Foreign clients will face an extra hurdle before they can put their money in a Swiss bank account RDB

The Swiss government says it will introduce tighter rules to prevent banks and other financial intermediaries from accepting untaxed funds, but has stopped short of forcing clients to declare they have complied with their fiscal obligations at home.

Swiss Finance Minister Eveline Widmer-Schlumpf said on Friday that financial institutions could however decide to demand such a declaration from their customers. This would be part of a series of enhanced due diligence requirements planned by the authorities. 

The requirements would be similar to those already in place to combat the financing of terrorism and money laundering. A risk analysis would help banks decide how much information would be required from specific foreign clients.

Widmer-Schlumpf added that a refusal to provide proof that assets had been taxed could be considered one indication that a client has not fulfilled their fiscal obligations abroad.

And declarations would not be necessary in cases such as those involving clients whose assets are covered by the Fatca agreement with the United States, a deal that comes close to amounting to an automatic exchange of customer data.
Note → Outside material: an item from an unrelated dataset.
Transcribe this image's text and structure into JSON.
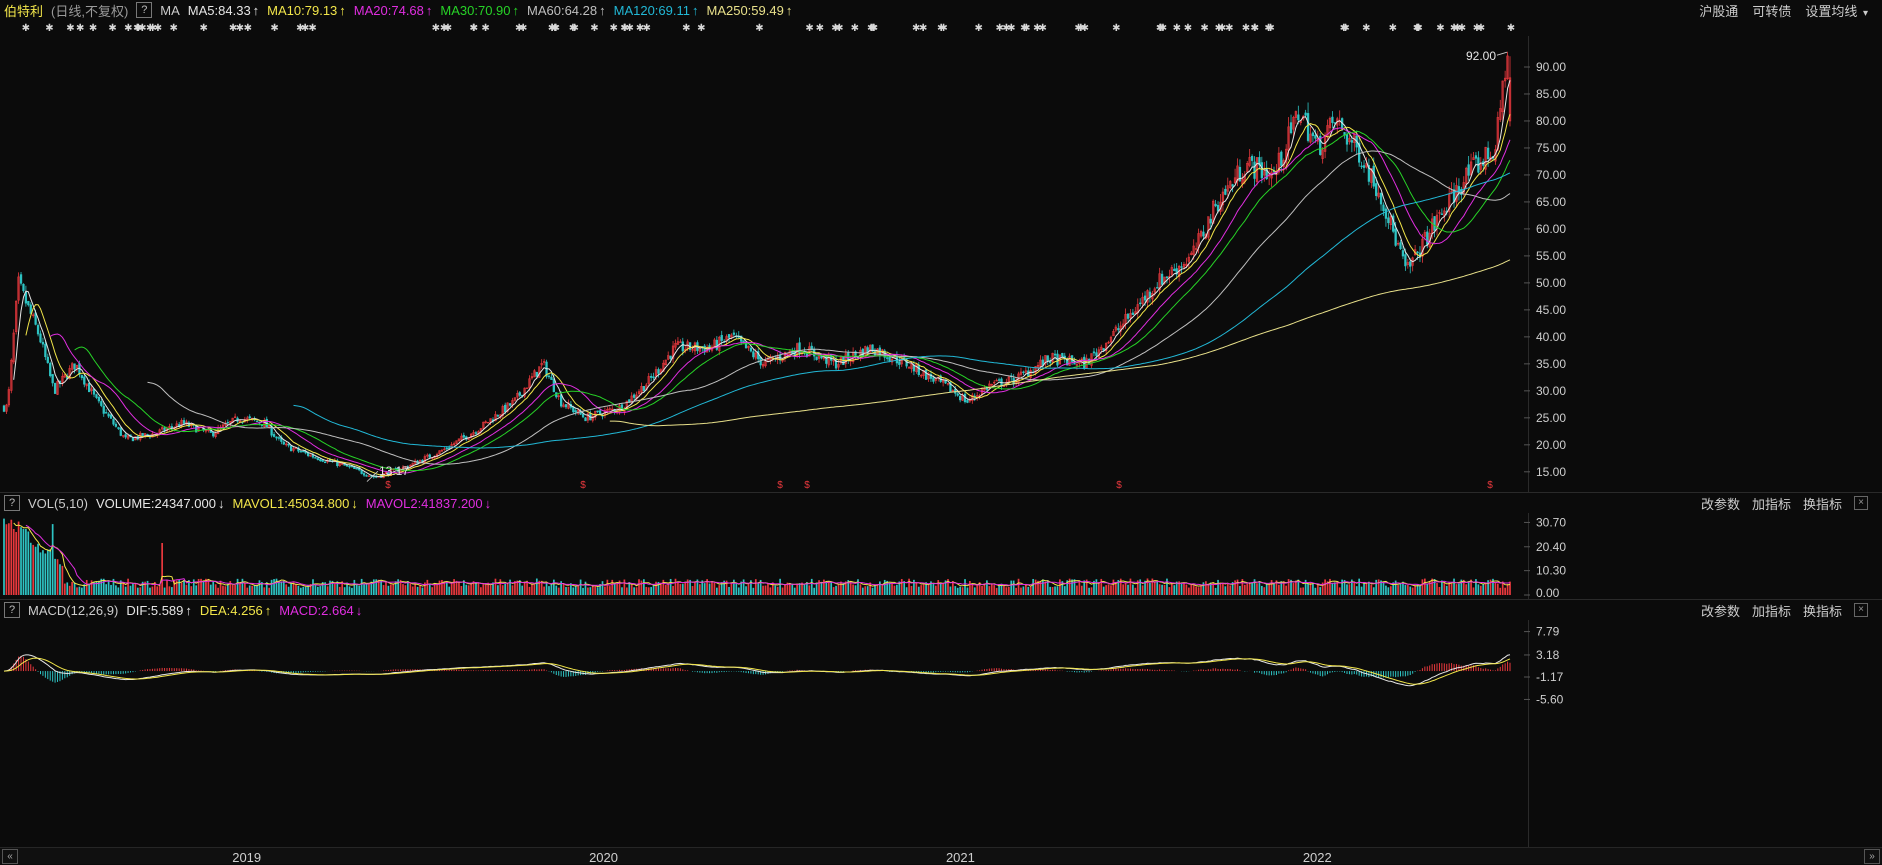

Under Fatca, which was initialled by Switzerland last week and is due to be phased in from 2014, foreign financial institutions agree to notify the American authorities of accounts held by US citizens.

While the government on Friday said it would provide some ground rules, it expects banks and financial intermediaries to draw up stronger due diligence guidelines, something similar to a checklist to determine whether a client is above board.

Finma, Switzerland’s financial market supervisory body, will decide if the proposed guidelines are sufficient, the aim being that if a customer was shown to be attempting to hide untaxed assets, a bank would have to refuse their business.

The new guidelines would be implemented along with the planned revision of Switzerland’s anti-money laundering legislation. The upgraded law would notably consider “serious tax offences” as the precursor of money laundering.

Contrasting reactions

The Swiss Bankers Association said it welcomed the government decision on client declarations, adding that it had always defended such a system for its customers.  

Political reactions were less enthusiatic. Centre-left Social Democrat Suzanne Leutenegger Oberholzer said she was concerned the banks would devise some kind of “half-clever” rules.

She added she was disappointed the government had not kept its earlier promise to implement compulsory declarations, pointing out that this had not led to problems at the Basel and Zurich cantonal banks where similar rules were already implemented. 

For the centre-right Christian Democrats, the chosen option is the one favoured by the bankers. “Finma will be responsible for making sure the system is credible,” said party president Christophe Darbellay.

For rightwing Swiss People’s Party parliamentarian Hans Kaufmann, the government’s decision is partially acceptable, pointing out that no other country in the world is relying on foreign bank clients to declare whether their assets had been taxed at home.

Kaufmann said there no reason for Switzerland to apply this solution, adding that the government’s so-called clean money strategy was not compatible in his view with such declarations.